In the late 1980s and early 1990s, the period under investigation in the tribunals, I like many others had people coming to them who were not able to put enough bread on the table to feed their children with what they were receiving in social welfare.
I remember people for whom we managed to secure housing eating whatever food they had off the floor, or off cardboard boxes, or sitting on their bed, because there was no money to provide them with a table or a chair. The situation is not quite as bad as that today, but between 10 and 12 per cent of our population still live in consistent poverty.
We have the second-highest child poverty rate in Europe and we continue to see a sickening gap between those who have too much and those who do not have enough, all a carryover from those times.
In the 1980s we were told that if we were prepared to wait, all would be well and that we would all benefit from the economic prosperity that would follow.
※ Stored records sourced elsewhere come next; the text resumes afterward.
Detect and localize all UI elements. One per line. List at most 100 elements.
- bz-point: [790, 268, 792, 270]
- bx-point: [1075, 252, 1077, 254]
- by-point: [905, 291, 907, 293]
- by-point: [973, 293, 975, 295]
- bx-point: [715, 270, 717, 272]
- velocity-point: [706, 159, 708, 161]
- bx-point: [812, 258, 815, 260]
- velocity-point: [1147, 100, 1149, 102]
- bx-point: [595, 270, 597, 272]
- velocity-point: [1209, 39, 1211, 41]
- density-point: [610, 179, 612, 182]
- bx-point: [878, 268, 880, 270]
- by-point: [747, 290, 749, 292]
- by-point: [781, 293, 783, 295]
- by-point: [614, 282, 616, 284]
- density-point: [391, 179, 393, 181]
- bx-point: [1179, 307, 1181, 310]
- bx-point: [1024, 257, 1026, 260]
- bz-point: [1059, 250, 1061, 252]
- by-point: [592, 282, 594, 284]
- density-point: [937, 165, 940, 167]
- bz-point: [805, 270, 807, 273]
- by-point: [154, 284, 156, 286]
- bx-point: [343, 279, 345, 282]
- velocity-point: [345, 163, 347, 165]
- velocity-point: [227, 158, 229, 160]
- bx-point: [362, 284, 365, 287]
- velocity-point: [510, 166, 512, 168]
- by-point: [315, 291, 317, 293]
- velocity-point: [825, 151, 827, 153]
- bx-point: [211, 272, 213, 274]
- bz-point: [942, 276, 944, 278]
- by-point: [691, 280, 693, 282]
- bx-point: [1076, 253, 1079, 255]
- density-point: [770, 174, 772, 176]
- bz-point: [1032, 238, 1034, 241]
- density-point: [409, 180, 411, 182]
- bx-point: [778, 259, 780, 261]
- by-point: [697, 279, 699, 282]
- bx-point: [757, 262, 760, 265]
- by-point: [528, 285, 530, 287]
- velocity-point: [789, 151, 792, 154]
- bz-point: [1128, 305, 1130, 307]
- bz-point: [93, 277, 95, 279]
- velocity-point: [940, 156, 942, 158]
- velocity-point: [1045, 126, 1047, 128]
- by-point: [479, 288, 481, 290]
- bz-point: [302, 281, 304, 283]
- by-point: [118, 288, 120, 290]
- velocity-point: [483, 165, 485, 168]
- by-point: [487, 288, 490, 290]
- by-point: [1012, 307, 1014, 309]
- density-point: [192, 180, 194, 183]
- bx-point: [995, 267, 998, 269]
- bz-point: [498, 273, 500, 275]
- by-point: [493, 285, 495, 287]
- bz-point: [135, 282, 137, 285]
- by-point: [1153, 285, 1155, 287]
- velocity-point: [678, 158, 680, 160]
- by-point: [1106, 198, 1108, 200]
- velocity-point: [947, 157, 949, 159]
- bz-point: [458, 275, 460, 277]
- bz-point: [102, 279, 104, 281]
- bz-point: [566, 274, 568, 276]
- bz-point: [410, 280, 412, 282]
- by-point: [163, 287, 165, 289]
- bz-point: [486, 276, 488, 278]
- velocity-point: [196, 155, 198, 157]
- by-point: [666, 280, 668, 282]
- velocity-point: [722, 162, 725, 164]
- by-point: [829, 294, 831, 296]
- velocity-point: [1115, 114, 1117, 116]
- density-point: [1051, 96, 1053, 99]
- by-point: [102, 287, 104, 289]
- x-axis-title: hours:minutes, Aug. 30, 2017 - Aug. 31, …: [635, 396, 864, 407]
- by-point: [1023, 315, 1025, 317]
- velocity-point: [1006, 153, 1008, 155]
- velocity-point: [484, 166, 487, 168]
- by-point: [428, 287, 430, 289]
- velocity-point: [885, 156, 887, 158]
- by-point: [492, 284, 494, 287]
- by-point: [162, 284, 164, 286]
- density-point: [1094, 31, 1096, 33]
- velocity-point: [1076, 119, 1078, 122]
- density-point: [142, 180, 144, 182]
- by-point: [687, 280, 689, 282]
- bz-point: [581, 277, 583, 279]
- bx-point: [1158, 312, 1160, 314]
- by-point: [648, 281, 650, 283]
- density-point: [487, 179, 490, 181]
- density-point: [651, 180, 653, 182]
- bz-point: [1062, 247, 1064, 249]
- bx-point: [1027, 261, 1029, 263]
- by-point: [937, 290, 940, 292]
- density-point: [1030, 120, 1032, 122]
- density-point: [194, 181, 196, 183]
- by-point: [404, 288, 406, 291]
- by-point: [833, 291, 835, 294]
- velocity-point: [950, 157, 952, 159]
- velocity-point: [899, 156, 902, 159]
Economic prosperity has followed, but we have not all benefited, and meanwhile this false and pernicious theory absolved policy-makers from taking the responsibility to ensure that whatever wealth we had would be used for the good of all and would be equitably distributed.
While we are busy watching the spectacle of the tribunals, we are avoiding looking at more fundamental questions with regard to accountability and how the structures of our society operate. We do not see that the poverty, exclusion and marginalisation that we experienced in Ireland recently - and continue to experience - are a direct result of the model of development, complete with unjust structures and systems, that we all supported and support.
Ireland needs its tribunals. We need to make people accountable to the law.
But rather than glory in the frailties of others as revealed by the tribunals, let us try instead to ensure that the law is applied to the rich and poor alike. We need more than denunciations and accusations - we need to be more creative about thinking through the kind of Ireland we want.
We need a new commitment, not just from politicians but from all institutions of Church and State and from all of us, to a new Ireland that is just and equitable; a new Ireland that unlocks the energies and creative potential that is still locked away in our people; a new Ireland where we are not greedy and selfish at the core of our being as we appear to be now.
This must be the ethos of our society for the future, a society of right relationships with ourselves, with each other, within our communities and within our society. Is it not for this that our State was founded?